Matching Trees and Shrubs to Your Site - dummies

Matching Trees and Shrubs to Your Site

By The National Gardening Association, Bob Beckstrom, Karan Davis Cutler, Kathleen Fisher, Phillip Giroux, Judy Glattstein, Michael MacCaskey, Bill Marken, Charlie Nardozzi, Sally Roth, Marcia Tatroe, Lance Walheim, Ann Whitman

To match the right plants to the right place, consider your expectations: What purpose will your trees and shrubs serve in your landscape (privacy? beauty?) and how much maintenance you’re willing to do. Decide what you don’t want from your plants — frequent pruning, watering, raking, or spraying, blocked views, or sparse lawn, for instance.

Consider all the following aspects before making your choices:

  • Vigor: How fast does the plant grow? Very vigorous trees and shrubs quickly fill their allotted space and provide shade and privacy in just a few years. These plants tend to require frequent pruning, however, and have brittle limbs and short life spans. Plants that grow slowly usually live longer and require little pruning.

  • Size: How tall and wide will the tree or shrub get? Consider this aspect carefully if you have limited space or dislike pruning. All too often, shrubs that naturally grow to 8 feet high get planted under low windows, which the shrubs eventually cover. Final width matters, too, especially when choosing shrubs for hedges and groundcovers for which you need to calculate the planting distance between plants. To determine how much space a particular shrub will fill at maturity, take your tape measure with you to the garden center. Use it to do a “reality check” before you bring home a plant that will outgrow your space.

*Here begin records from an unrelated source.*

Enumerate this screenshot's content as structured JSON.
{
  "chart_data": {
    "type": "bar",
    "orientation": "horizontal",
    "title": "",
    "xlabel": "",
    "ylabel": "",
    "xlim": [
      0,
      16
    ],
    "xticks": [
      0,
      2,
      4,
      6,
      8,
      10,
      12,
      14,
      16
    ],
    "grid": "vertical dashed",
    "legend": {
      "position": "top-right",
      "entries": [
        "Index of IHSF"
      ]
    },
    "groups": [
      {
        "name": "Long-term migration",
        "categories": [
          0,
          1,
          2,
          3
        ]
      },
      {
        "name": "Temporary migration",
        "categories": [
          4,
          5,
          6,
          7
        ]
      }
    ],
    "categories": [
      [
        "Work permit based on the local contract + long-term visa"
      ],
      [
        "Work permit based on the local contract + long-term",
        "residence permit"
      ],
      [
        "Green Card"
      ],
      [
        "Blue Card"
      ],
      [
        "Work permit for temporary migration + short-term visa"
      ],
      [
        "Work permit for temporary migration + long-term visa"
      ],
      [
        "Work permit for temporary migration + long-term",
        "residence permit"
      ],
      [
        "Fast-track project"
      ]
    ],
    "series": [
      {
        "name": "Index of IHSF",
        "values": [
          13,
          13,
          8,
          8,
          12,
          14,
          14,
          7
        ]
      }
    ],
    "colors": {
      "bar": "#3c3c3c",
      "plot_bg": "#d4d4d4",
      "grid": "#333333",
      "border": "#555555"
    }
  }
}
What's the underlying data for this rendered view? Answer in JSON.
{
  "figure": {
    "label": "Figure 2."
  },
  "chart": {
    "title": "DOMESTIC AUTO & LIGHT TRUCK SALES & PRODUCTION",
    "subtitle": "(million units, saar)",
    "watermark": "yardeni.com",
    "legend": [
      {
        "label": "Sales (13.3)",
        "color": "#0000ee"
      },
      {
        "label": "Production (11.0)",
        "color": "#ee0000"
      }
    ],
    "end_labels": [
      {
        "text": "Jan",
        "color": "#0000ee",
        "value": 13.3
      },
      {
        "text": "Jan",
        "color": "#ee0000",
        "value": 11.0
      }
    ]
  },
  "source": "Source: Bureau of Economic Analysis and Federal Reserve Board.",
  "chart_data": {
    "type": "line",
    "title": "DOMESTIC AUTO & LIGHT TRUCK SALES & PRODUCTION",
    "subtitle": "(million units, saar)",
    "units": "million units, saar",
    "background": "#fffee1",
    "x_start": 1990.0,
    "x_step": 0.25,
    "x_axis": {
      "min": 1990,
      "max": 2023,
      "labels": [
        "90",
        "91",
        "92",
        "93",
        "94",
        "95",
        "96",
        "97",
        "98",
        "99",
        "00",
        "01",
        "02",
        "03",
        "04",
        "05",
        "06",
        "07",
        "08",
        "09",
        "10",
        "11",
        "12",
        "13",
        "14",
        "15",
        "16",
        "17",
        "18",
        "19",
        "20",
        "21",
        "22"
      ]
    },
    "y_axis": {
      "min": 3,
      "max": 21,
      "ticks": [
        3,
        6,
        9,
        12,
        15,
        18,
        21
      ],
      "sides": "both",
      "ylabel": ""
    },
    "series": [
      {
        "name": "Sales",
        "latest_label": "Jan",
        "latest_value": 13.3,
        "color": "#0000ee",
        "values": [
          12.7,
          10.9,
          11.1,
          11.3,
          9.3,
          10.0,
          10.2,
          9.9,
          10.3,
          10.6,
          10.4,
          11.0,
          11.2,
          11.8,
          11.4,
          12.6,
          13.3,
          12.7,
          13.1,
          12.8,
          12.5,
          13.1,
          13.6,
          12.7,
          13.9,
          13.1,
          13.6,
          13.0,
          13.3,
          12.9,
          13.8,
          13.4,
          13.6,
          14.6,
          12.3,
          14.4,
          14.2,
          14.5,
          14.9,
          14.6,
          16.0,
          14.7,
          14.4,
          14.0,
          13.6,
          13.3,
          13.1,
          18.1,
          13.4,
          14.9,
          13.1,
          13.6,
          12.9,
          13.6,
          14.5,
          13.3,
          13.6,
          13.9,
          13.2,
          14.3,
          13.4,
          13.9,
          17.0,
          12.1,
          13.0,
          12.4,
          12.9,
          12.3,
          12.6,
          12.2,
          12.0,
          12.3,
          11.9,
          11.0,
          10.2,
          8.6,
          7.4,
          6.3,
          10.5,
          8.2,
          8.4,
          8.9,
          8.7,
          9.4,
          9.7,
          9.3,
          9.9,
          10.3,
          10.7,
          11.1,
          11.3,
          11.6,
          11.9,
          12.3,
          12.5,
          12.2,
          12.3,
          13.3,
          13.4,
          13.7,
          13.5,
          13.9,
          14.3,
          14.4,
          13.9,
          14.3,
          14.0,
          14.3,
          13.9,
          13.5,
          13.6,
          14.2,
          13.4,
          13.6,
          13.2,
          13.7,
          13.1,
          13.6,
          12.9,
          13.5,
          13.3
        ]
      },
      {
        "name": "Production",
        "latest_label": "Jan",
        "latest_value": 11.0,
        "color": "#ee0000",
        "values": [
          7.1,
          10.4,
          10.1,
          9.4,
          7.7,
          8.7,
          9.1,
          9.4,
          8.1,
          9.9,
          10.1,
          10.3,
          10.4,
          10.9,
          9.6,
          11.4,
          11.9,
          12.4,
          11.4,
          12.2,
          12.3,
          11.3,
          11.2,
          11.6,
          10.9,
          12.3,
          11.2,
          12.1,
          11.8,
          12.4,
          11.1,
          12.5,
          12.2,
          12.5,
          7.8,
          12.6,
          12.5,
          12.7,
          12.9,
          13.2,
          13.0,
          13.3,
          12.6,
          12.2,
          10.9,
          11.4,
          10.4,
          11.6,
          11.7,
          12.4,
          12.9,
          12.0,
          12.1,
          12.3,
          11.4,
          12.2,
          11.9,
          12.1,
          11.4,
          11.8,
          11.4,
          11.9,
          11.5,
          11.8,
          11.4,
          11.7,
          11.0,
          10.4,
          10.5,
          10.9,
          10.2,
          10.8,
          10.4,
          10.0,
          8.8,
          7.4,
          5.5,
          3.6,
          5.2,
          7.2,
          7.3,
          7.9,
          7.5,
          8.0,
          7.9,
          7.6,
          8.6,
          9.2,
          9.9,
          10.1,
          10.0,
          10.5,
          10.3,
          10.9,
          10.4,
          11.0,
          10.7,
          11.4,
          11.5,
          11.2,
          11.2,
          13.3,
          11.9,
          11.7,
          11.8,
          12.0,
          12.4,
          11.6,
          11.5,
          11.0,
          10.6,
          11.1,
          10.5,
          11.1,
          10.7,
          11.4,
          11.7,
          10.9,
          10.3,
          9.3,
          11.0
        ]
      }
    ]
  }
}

  • Culture: Is the tree or shrub adapted to your climate as well as the sun, soil, and water conditions at the proposed planting site? Try to match as many of your site’s conditions to your chosen plant’s cultural needs as possible.

  • Bad habits: Does the plant have any habits that may cause problems in your landscape? Find out whether the plant will have invasive roots that ruin your lawn or driveway; weak limbs that snap in the wind; messy fruit, leaves, or flowers; and particular pests or diseases that frequently shorten its life.

  • Ornamental interest: Does the plant offer ornamental value for more than one season of the year? Look beyond the obvious flower and foliage colors and consider the texture and color of all the plant parts.